Cardiac Valve Complications in Prolactinomas Treated With Cabergoline
Status:
Completed
Trial end date:
2007-09-01
Target enrollment:
Participant gender:
Summary
Dopamine agonists are first-line agents for the treatment of prolactinomas (1) and
Parkinson's disease (2). There is evidence supporting a causal relationship between the
occurrence of drug-induced "restrictive" valvular heart disease and treatment with pergolide
(3): in several cases, the valvulopathy improved when pergolide was discontinued (4).
Valvular heart damage has also been reported with the ergot-derived dopamine agonists
bromocriptine and cabergoline (5,6).
Two recent studies (7,8) have further demonstrated that both pergolide and cabergoline are
associated with an increased risk of new cardiac valve regurgitation in patients treated for
Parkinson's disease.
The valvular abnormalities seen with ergot-derived dopamine agonists are similar to those
observed in patients receiving ergot alkaloid agents (such as ergotamine and methysergide) in
the treatment of migraine, or fenfluramine and dexfenfluramine in the treatment of obesity.
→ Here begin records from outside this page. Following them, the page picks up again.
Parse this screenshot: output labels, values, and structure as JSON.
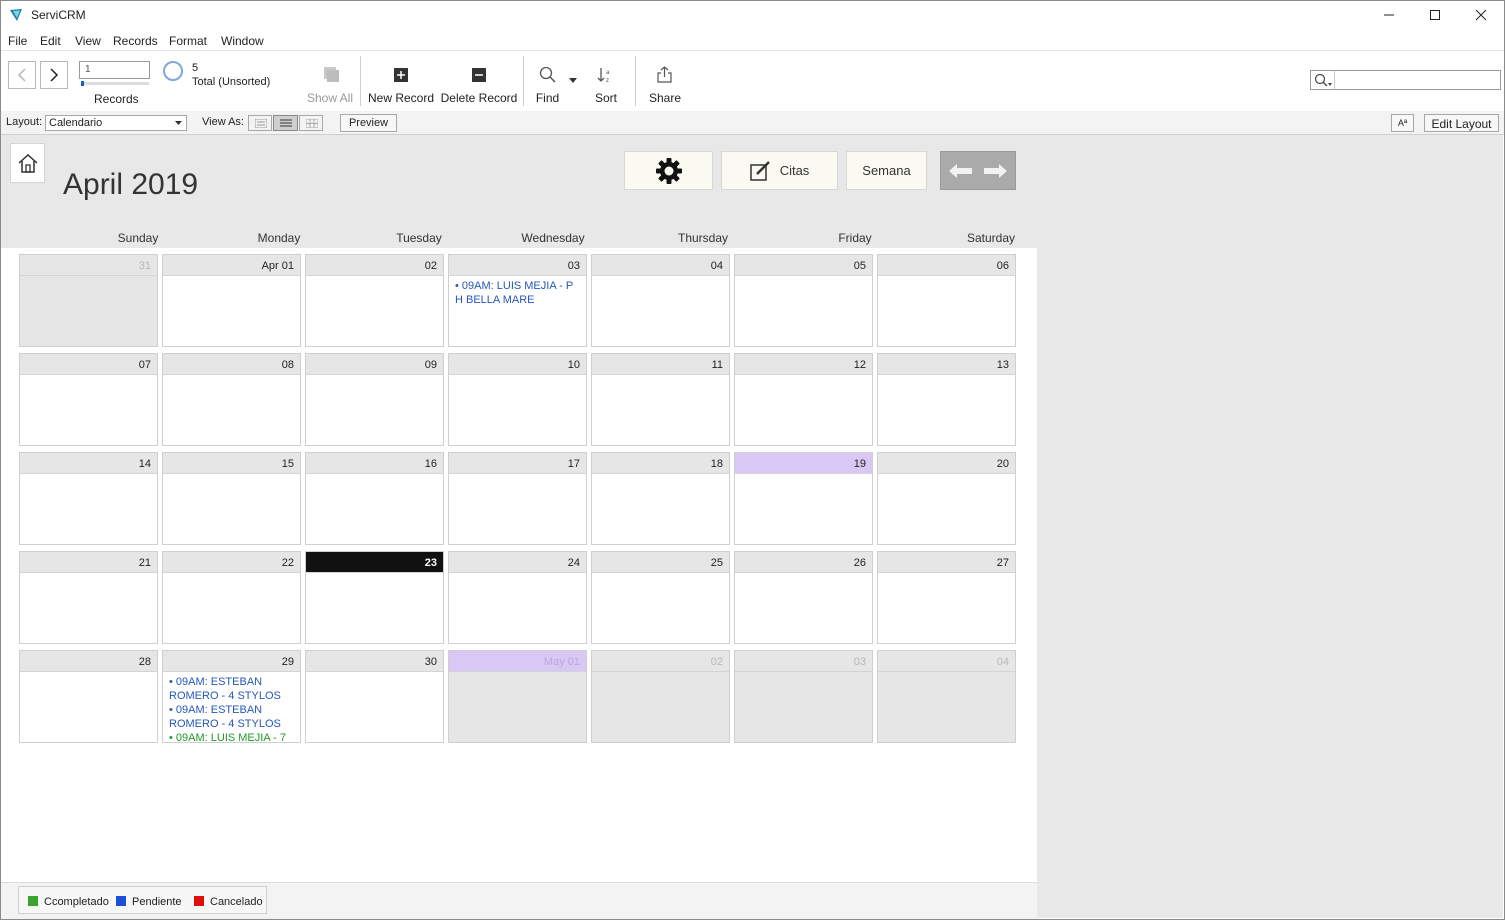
{
  "window": {
    "title": "ServiCRM"
  },
  "menu": [
    "File",
    "Edit",
    "View",
    "Records",
    "Format",
    "Window"
  ],
  "toolbar": {
    "record_input_value": "1",
    "records_label": "Records",
    "total_count": "5",
    "total_label": "Total (Unsorted)",
    "show_all": "Show All",
    "new_record": "New Record",
    "delete_record": "Delete Record",
    "find": "Find",
    "sort": "Sort",
    "share": "Share",
    "search_value": ""
  },
  "layoutbar": {
    "layout_label": "Layout:",
    "layout_value": "Calendario",
    "view_as_label": "View As:",
    "preview": "Preview",
    "font_btn": "Aª",
    "edit_layout": "Edit Layout"
  },
  "calendar": {
    "month_title": "April 2019",
    "buttons": {
      "citas": "Citas",
      "semana": "Semana"
    },
    "days_of_week": [
      "Sunday",
      "Monday",
      "Tuesday",
      "Wednesday",
      "Thursday",
      "Friday",
      "Saturday"
    ],
    "weeks": [
      [
        {
          "d": "31",
          "out": true
        },
        {
          "d": "Apr 01"
        },
        {
          "d": "02"
        },
        {
          "d": "03",
          "events": [
            {
              "text": "• 09AM: LUIS MEJIA - P H BELLA  MARE",
              "color": "blue"
            }
          ]
        },
        {
          "d": "04"
        },
        {
          "d": "05"
        },
        {
          "d": "06"
        }
      ],
      [
        {
          "d": "07"
        },
        {
          "d": "08"
        },
        {
          "d": "09"
        },
        {
          "d": "10"
        },
        {
          "d": "11"
        },
        {
          "d": "12"
        },
        {
          "d": "13"
        }
      ],
      [
        {
          "d": "14"
        },
        {
          "d": "15"
        },
        {
          "d": "16"
        },
        {
          "d": "17"
        },
        {
          "d": "18"
        },
        {
          "d": "19",
          "highlight": true
        },
        {
          "d": "20"
        }
      ],
      [
        {
          "d": "21"
        },
        {
          "d": "22"
        },
        {
          "d": "23",
          "today": true
        },
        {
          "d": "24"
        },
        {
          "d": "25"
        },
        {
          "d": "26"
        },
        {
          "d": "27"
        }
      ],
      [
        {
          "d": "28"
        },
        {
          "d": "29",
          "events": [
            {
              "text": "• 09AM: ESTEBAN ROMERO - 4 STYLOS",
              "color": "blue"
            },
            {
              "text": "• 09AM: ESTEBAN ROMERO - 4 STYLOS",
              "color": "blue"
            },
            {
              "text": "• 09AM: LUIS MEJIA - 7",
              "color": "green"
            }
          ]
        },
        {
          "d": "30"
        },
        {
          "d": "May 01",
          "out": true,
          "highlight": true
        },
        {
          "d": "02",
          "out": true
        },
        {
          "d": "03",
          "out": true
        },
        {
          "d": "04",
          "out": true
        }
      ]
    ]
  },
  "legend": [
    {
      "label": "Ccompletado",
      "color": "#3aa52e"
    },
    {
      "label": "Pendiente",
      "color": "#1f4fd6"
    },
    {
      "label": "Cancelado",
      "color": "#e01010"
    }
  ]
}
These abnormalities also closely resemble carcinoid-related valvulopathies (9).
Cardiac valve disease has never been reported in patients with prolactinomas who require
treatment with dopamine-agonists even life-long (1). At variance with patients with
Parkinson's disease, patients with prolactinomas are younger and are treated with an average
dose of dopamine-agonists that is significantly lower (median bromocriptine dose 5 mg/day and
median cabergoline dose 1 mg/week). Because of the young age of treatment beginning (most
patients with microprolactinomas start dopamine-agonist treatment in early adulthood),
treatment might be continued for over 3 decades: the cumulative risk of low doses of dopamine
agonists for such a long period of treatment is currently unknown.
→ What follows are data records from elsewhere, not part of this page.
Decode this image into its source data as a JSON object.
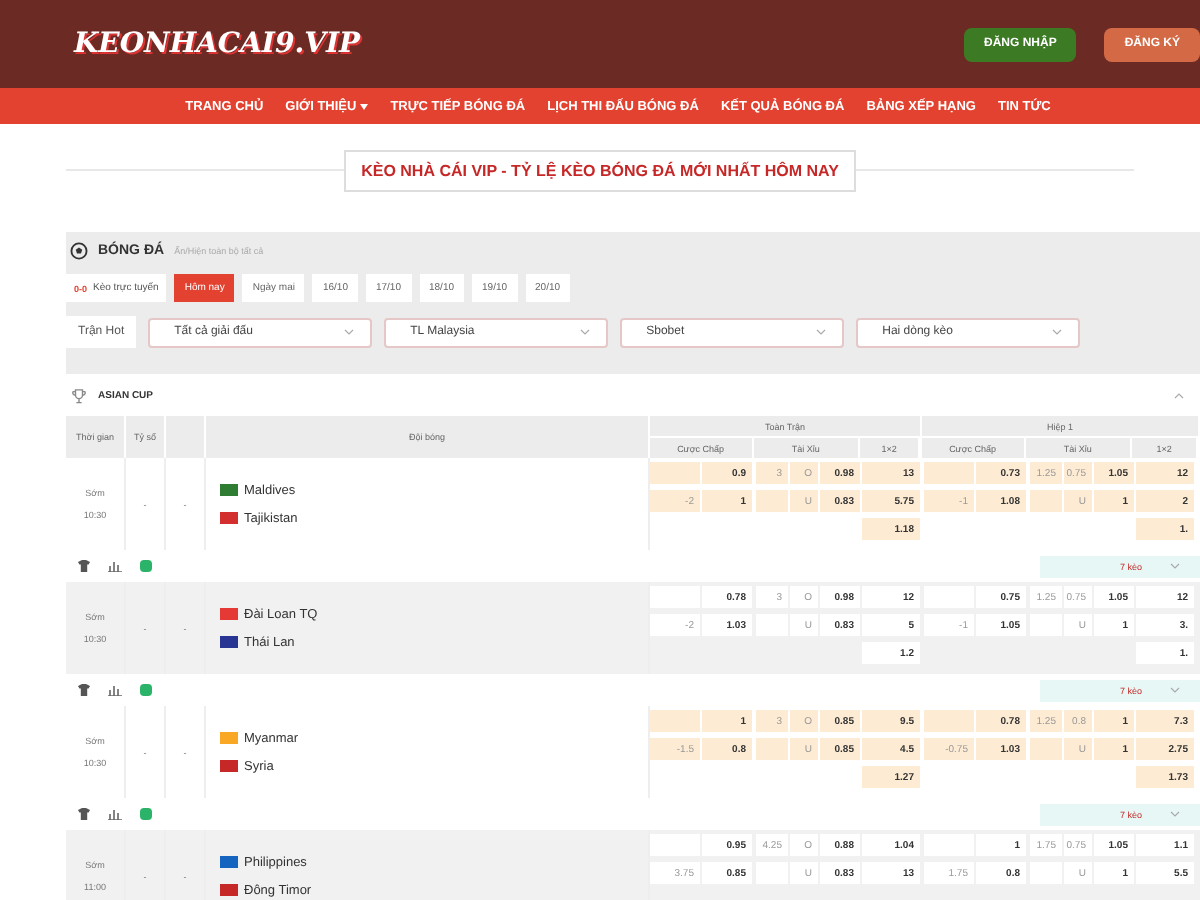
{
  "header": {
    "logo": "KEONHACAI9.VIP",
    "buttons": [
      {
        "label": "ĐĂNG NHẬP",
        "kind": "login"
      },
      {
        "label": "ĐĂNG KÝ",
        "kind": "register"
      }
    ]
  },
  "nav": [
    {
      "label": "TRANG CHỦ",
      "has_menu": false
    },
    {
      "label": "GIỚI THIỆU",
      "has_menu": true
    },
    {
      "label": "TRỰC TIẾP BÓNG ĐÁ",
      "has_menu": false
    },
    {
      "label": "LỊCH THI ĐẤU BÓNG ĐÁ",
      "has_menu": false
    },
    {
      "label": "KẾT QUẢ BÓNG ĐÁ",
      "has_menu": false
    },
    {
      "label": "BẢNG XẾP HẠNG",
      "has_menu": false
    },
    {
      "label": "TIN TỨC",
      "has_menu": false
    }
  ],
  "page_title": "KÈO NHÀ CÁI VIP - TỶ LỆ KÈO BÓNG ĐÁ MỚI NHẤT HÔM NAY",
  "sport": {
    "title": "BÓNG ĐÁ",
    "hint": "Ẩn/Hiện toàn bộ tất cả"
  },
  "live_link": {
    "badge": "0-0",
    "label": "Kèo trực tuyến"
  },
  "day_tabs": [
    {
      "label": "Hôm nay",
      "selected": true
    },
    {
      "label": "Ngày mai",
      "selected": false
    },
    {
      "label": "16/10",
      "selected": false
    },
    {
      "label": "17/10",
      "selected": false
    },
    {
      "label": "18/10",
      "selected": false
    },
    {
      "label": "19/10",
      "selected": false
    },
    {
      "label": "20/10",
      "selected": false
    }
  ],
  "filters": {
    "hot": "Trận Hot",
    "selects": [
      "Tất cả giải đấu",
      "TL Malaysia",
      "Sbobet",
      "Hai dòng kèo"
    ]
  },
  "league": {
    "name": "ASIAN CUP",
    "expanded": true
  },
  "columns": {
    "time": "Thời gian",
    "score": "Tỷ số",
    "teams": "Đội bóng",
    "groups": [
      {
        "title": "Toàn Trận",
        "sub": [
          "Cược Chấp",
          "Tài Xỉu",
          "1×2"
        ]
      },
      {
        "title": "Hiệp 1",
        "sub": [
          "Cược Chấp",
          "Tài Xỉu",
          "1×2"
        ]
      }
    ]
  },
  "matches": [
    {
      "status": "Sớm",
      "time": "10:30",
      "score": [
        "-",
        "-"
      ],
      "teams": [
        {
          "name": "Maldives",
          "color": "#2e7d32"
        },
        {
          "name": "Tajikistan",
          "color": "#d32f2f"
        }
      ],
      "full": {
        "handicap": [
          {
            "odds": "0.9"
          },
          {
            "line": "-2",
            "odds": "1"
          }
        ],
        "over_under": [
          {
            "line": "3",
            "side": "O",
            "odds": "0.98"
          },
          {
            "side": "U",
            "odds": "0.83"
          }
        ],
        "x12": [
          "13",
          "5.75",
          "1.18"
        ]
      },
      "half": {
        "handicap": [
          {
            "odds": "0.73"
          },
          {
            "line": "-1",
            "odds": "1.08"
          }
        ],
        "over_under": [
          {
            "line": "1.25",
            "side": "0.75",
            "odds": "1.05"
          },
          {
            "side": "U",
            "odds": "1"
          }
        ],
        "x12": [
          "12",
          "2",
          "1."
        ]
      },
      "more": "7 kèo"
    },
    {
      "status": "Sớm",
      "time": "10:30",
      "score": [
        "-",
        "-"
      ],
      "teams": [
        {
          "name": "Đài Loan TQ",
          "color": "#e53935"
        },
        {
          "name": "Thái Lan",
          "color": "#283593"
        }
      ],
      "full": {
        "handicap": [
          {
            "odds": "0.78"
          },
          {
            "line": "-2",
            "odds": "1.03"
          }
        ],
        "over_under": [
          {
            "line": "3",
            "side": "O",
            "odds": "0.98"
          },
          {
            "side": "U",
            "odds": "0.83"
          }
        ],
        "x12": [
          "12",
          "5",
          "1.2"
        ]
      },
      "half": {
        "handicap": [
          {
            "odds": "0.75"
          },
          {
            "line": "-1",
            "odds": "1.05"
          }
        ],
        "over_under": [
          {
            "line": "1.25",
            "side": "0.75",
            "odds": "1.05"
          },
          {
            "side": "U",
            "odds": "1"
          }
        ],
        "x12": [
          "12",
          "3.",
          "1."
        ]
      },
      "more": "7 kèo"
    },
    {
      "status": "Sớm",
      "time": "10:30",
      "score": [
        "-",
        "-"
      ],
      "teams": [
        {
          "name": "Myanmar",
          "color": "#f9a825"
        },
        {
          "name": "Syria",
          "color": "#c62828"
        }
      ],
      "full": {
        "handicap": [
          {
            "odds": "1"
          },
          {
            "line": "-1.5",
            "odds": "0.8"
          }
        ],
        "over_under": [
          {
            "line": "3",
            "side": "O",
            "odds": "0.85"
          },
          {
            "side": "U",
            "odds": "0.85"
          }
        ],
        "x12": [
          "9.5",
          "4.5",
          "1.27"
        ]
      },
      "half": {
        "handicap": [
          {
            "odds": "0.78"
          },
          {
            "line": "-0.75",
            "odds": "1.03"
          }
        ],
        "over_under": [
          {
            "line": "1.25",
            "side": "0.8",
            "odds": "1"
          },
          {
            "side": "U",
            "odds": "1"
          }
        ],
        "x12": [
          "7.3",
          "2.75",
          "1.73"
        ]
      },
      "more": "7 kèo"
    },
    {
      "status": "Sớm",
      "time": "11:00",
      "score": [
        "-",
        "-"
      ],
      "teams": [
        {
          "name": "Philippines",
          "color": "#1565c0"
        },
        {
          "name": "Đông Timor",
          "color": "#c62828"
        }
      ],
      "full": {
        "handicap": [
          {
            "odds": "0.95"
          },
          {
            "line": "3.75",
            "odds": "0.85"
          }
        ],
        "over_under": [
          {
            "line": "4.25",
            "side": "O",
            "odds": "0.88"
          },
          {
            "side": "U",
            "odds": "0.83"
          }
        ],
        "x12": [
          "1.04",
          "13"
        ]
      },
      "half": {
        "handicap": [
          {
            "odds": "1"
          },
          {
            "line": "1.75",
            "odds": "0.8"
          }
        ],
        "over_under": [
          {
            "line": "1.75",
            "side": "0.75",
            "odds": "1.05"
          },
          {
            "side": "U",
            "odds": "1"
          }
        ],
        "x12": [
          "1.1",
          "5.5"
        ]
      }
    }
  ]
}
To assess the prevalence of cardiac valve disease in patients treated with cabergoline, we
wish to perform an echocardiography screening in a large representative sample of patients
with prolactinoma who were treated with cabergoline for at least 12 months and in a group of
control subjects recruited prospectively. We wish to evaluate the severity of regurgitation
for the mitral, aortic, and tricuspid valves. Changes in cardiac valve apparatus was compared
with treatment duration and cumulative cabergoline dose.